British Adviser Kelantan
- In office 1919–1921
- Preceded by: John Whitehouse Ward Hughes
- Succeeded by: Arthur Furley Worthington

British Resident Pahang
- In office 1921–1926
- Preceded by: Cecil William Chase Parr
- Succeeded by: Arthur Furley Worthington

British Resident Selangor (Acting)
- In office 1926–1926
- Preceded by: Oswald Francis Gerard Stonor
- Succeeded by: James Lornie

British Resident Perak
- In office 1926–1929
- Preceded by: Oswald Francis Gerard Stonor
- Succeeded by: Arthur Furley Worthington

Personal details
- Born: 22 February 1874
- Died: 22 April 1941 (aged 67) In Torquay in German air raid
- Spouse: Yvonne Mary Winn
- Profession: Colonial administrator

= Henry Wagstaffe Thomson =

British colonial administrator (1874 – 1941)

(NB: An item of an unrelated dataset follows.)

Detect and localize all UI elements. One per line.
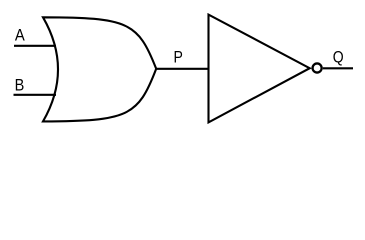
svg-text:Q: Q	[333, 48, 344, 66]
svg-text:A: A	[15, 27, 25, 45]
svg-text:P: P	[174, 49, 183, 67]
svg-text:B: B	[15, 77, 25, 95]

Henry Wagstaffe Thomson CMG (22 February 1874 – 22 April 1941) was a British colonial administrator who served in Malaya from 1896 to 1928.

== Early life ==
Henry Wagstaffe Thomson was born on 22 February 1874, and was educated at Trinity College, Oxford.

== Career ==
In 1896, he entered the civil service of the Federated Malay States in Selangor as a cadet, was acting assistant Collector of Revenue in Kuala Lumpur (1899-1900), and District Officer at Serendah and then at Kuantan (1900-1903).

In 1903, he was sent on secondment by the government of the Federated Malay States to act as assistant to the British adviser in Kelantan, Siam, where he remained until 1910, receiving from the King of Siam, on an official visit to Kelantan, the 4th Class of the Order of the Crown of Siam.

In 1910, he returned to the Federated Malay States and occupied various positions including District Officer, Klang (1910-1913), Collector of Land Revenue and Registrar of Titles, Selangor (1914-15), District Officer, Larut (1915), and Registrar of Titles, Perak.

In 1919, whilst serving as Chairman of the Kinta Sanitary Board, he was appointed to the substantive position of British adviser to Kelantan having previously acted as assistant in the state for seven years. He remained in office until 1921 when he was appointed British Resident of Pahang, and after five years occupied the same position in Perak, prior to which he briefly acted as British Resident in Selangor. In 1927, he was made Acting Chief Secretary of the Federated Malay States.

== Retirement and death ==
Thomson retired in 1928 to England. He was killed on 22 April 1941 in Torquay during a German bombing raid.

== Honours ==
In 1905, Thomson received the 4th Class Order of the Crown of Siam from the King of Siam whilst serving in Kelantan.

In 1927, he was awarded the Order of St Michael and St George.